Face à des transferts financiers annuels dépassant les 3 milliards de dollars, le Sénégal observe une montée importante des investissements immobiliers issus de sa diaspora. Si cette dynamique stimule incontestablement l’économie nationale, elle révèle aussi une fracture croissante entre un marché haut de gamme destiné aux expatriés et un marché local souvent exclu des opportunités de logement. Ce phénomène soulève des préoccupations prédominantes pour l’accès au logement, la régulation du secteur et la fiscalité.
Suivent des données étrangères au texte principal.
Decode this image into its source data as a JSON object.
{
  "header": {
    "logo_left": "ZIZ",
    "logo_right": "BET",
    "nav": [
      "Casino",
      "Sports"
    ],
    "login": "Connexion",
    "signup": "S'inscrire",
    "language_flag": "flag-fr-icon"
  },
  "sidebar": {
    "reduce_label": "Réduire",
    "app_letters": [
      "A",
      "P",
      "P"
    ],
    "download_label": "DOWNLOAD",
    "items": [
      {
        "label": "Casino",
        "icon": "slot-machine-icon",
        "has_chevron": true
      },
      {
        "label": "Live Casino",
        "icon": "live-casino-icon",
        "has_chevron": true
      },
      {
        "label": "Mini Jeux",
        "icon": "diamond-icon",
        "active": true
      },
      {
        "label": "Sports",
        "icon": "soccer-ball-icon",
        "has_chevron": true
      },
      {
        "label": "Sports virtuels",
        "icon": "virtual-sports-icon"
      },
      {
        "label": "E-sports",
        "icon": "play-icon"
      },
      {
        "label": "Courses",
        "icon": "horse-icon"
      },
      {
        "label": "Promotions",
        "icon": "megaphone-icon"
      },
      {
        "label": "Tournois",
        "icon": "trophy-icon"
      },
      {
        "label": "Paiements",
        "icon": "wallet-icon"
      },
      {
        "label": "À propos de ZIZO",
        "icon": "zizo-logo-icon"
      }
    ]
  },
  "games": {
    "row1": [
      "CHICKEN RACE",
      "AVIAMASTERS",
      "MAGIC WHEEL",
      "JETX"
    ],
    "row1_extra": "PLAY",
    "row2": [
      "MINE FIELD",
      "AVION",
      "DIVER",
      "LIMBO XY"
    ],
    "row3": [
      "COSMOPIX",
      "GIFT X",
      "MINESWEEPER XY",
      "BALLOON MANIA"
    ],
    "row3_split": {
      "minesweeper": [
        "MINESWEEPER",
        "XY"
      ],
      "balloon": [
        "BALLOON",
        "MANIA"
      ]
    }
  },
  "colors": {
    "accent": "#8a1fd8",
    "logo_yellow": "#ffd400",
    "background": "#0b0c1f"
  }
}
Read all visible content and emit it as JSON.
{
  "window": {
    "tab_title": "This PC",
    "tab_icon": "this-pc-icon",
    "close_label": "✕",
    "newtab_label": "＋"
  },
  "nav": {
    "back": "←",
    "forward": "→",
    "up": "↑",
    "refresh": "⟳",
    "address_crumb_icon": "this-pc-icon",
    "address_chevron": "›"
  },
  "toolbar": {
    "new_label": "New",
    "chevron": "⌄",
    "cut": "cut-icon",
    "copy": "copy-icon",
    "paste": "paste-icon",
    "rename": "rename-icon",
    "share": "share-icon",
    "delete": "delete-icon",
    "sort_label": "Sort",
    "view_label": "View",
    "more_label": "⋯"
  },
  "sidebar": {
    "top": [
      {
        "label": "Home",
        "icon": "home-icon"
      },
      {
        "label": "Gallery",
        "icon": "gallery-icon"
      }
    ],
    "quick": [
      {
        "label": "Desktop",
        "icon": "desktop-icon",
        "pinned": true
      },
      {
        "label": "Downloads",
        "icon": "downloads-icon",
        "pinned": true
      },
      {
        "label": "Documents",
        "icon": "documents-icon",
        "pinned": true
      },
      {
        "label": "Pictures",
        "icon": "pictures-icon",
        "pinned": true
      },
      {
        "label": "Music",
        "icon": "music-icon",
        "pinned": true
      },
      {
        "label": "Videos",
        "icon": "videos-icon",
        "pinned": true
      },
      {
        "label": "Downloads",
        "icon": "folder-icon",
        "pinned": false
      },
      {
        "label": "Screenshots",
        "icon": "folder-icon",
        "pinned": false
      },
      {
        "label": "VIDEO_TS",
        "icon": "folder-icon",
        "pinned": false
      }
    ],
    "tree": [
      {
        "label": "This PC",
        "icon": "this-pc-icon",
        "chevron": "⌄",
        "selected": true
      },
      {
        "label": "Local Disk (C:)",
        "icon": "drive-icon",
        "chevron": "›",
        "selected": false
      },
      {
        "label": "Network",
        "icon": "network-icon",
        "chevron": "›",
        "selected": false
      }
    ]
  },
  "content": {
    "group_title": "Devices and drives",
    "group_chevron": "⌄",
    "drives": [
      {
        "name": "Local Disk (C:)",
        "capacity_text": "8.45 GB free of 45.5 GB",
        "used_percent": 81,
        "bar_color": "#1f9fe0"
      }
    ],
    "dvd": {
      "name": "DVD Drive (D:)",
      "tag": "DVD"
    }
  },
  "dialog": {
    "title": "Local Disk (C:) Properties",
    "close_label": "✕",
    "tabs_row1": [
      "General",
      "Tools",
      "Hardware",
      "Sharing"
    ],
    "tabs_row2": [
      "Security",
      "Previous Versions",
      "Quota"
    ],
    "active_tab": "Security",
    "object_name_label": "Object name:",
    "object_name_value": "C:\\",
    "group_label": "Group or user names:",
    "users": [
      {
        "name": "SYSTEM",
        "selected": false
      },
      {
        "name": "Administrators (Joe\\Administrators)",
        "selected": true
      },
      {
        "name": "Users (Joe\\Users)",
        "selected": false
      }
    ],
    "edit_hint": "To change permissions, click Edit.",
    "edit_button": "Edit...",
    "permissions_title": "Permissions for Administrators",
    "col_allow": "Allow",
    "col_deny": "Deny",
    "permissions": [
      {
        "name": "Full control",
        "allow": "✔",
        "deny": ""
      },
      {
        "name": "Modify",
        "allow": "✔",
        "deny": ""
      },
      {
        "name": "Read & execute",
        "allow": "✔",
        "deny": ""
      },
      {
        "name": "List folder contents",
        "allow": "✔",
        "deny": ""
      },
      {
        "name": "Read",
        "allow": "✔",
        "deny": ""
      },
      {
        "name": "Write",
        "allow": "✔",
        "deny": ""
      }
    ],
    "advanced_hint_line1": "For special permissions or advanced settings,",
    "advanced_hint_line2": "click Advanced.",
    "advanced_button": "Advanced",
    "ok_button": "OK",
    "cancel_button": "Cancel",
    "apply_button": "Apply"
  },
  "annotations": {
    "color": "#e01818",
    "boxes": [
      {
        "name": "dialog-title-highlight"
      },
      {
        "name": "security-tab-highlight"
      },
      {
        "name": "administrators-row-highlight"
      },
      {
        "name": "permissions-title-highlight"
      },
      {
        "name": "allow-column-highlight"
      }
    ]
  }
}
Une manne financière au service de l’immobilier
Selon la Banque centrale des États de l’Afrique de l’Ouest, les envois de fonds de la diaspora sénégalaise dépassent les 3 milliards de dollars par an. Une part significative de ces ressources est injectée dans l’immobilier, générant une forte activité dans la construction, la promotion immobilière et les services associés. Ce secteur, porteur d’emplois et de croissance, bénéficie ainsi d’une injection de capitaux qui contribue à sa modernisation et à son développement.
Deux marchés distincts, des réalités opposées
Cette vitalité cache cependant une double réalité. D’un côté, un marché immobilier haut de gamme, destiné aux Sénégalais de l’étranger et aux investisseurs étrangers, où les prix s’alignent sur les normes internationales, notamment en euros et en dollars. De l’autre, un marché local, souvent confronté à une inflation des prix qui dépasse les capacités d’achat des populations urbaines, notamment à Dakar. L’Agence Nationale de la Statistique et de la Démographie (ANSD) indique que près de 60 % des ménages éprouvent des difficultés à accéder à un logement décent, situation aggravée par la spéculation.
Vers une nécessaire adaptation des politiques publiques
Le cadre réglementaire peine à s’adapter à la transformation rapide du secteur immobilier, notamment en matière de fiscalité, encore trop limitée pour encadrer efficacement les investissements et les orienter vers des projets abordables et durables. D’après l’ANSD, le Sénégal accuse un déficit de 350 000 logements, dont 150 000 concentrés à Dakar, un manque aggravé par une urbanisation galopante qui entretient la flambée des prix et rend l’accès au logement de plus en plus hors de portée pour les ménages aux revenus modestes ou moyens. Les prix continuent par ailleurs de grimper : en 2024, le mètre carré pour un terrain à Dakar variait entre 350 000 et 600 000 FCFA, tandis que pour une villa, il atteignait 1,5 à 3 millions de FCFA, une hausse bien plus rapide que celle des revenus, creusant davantage les inégalités et compliquant l’accès à la propriété pour une large partie de la population.
La croissance du secteur appelle donc à une réforme globale pour encadrer le marché, éviter la spéculation excessive et garantir une offre de logements adaptée aux besoins de tous. L’investissement de la diaspora demeure un levier essentiel pour la croissance économique, mais son impact social impose une réflexion approfondie sur la gestion et l’équilibre du secteur immobilier sénégalais.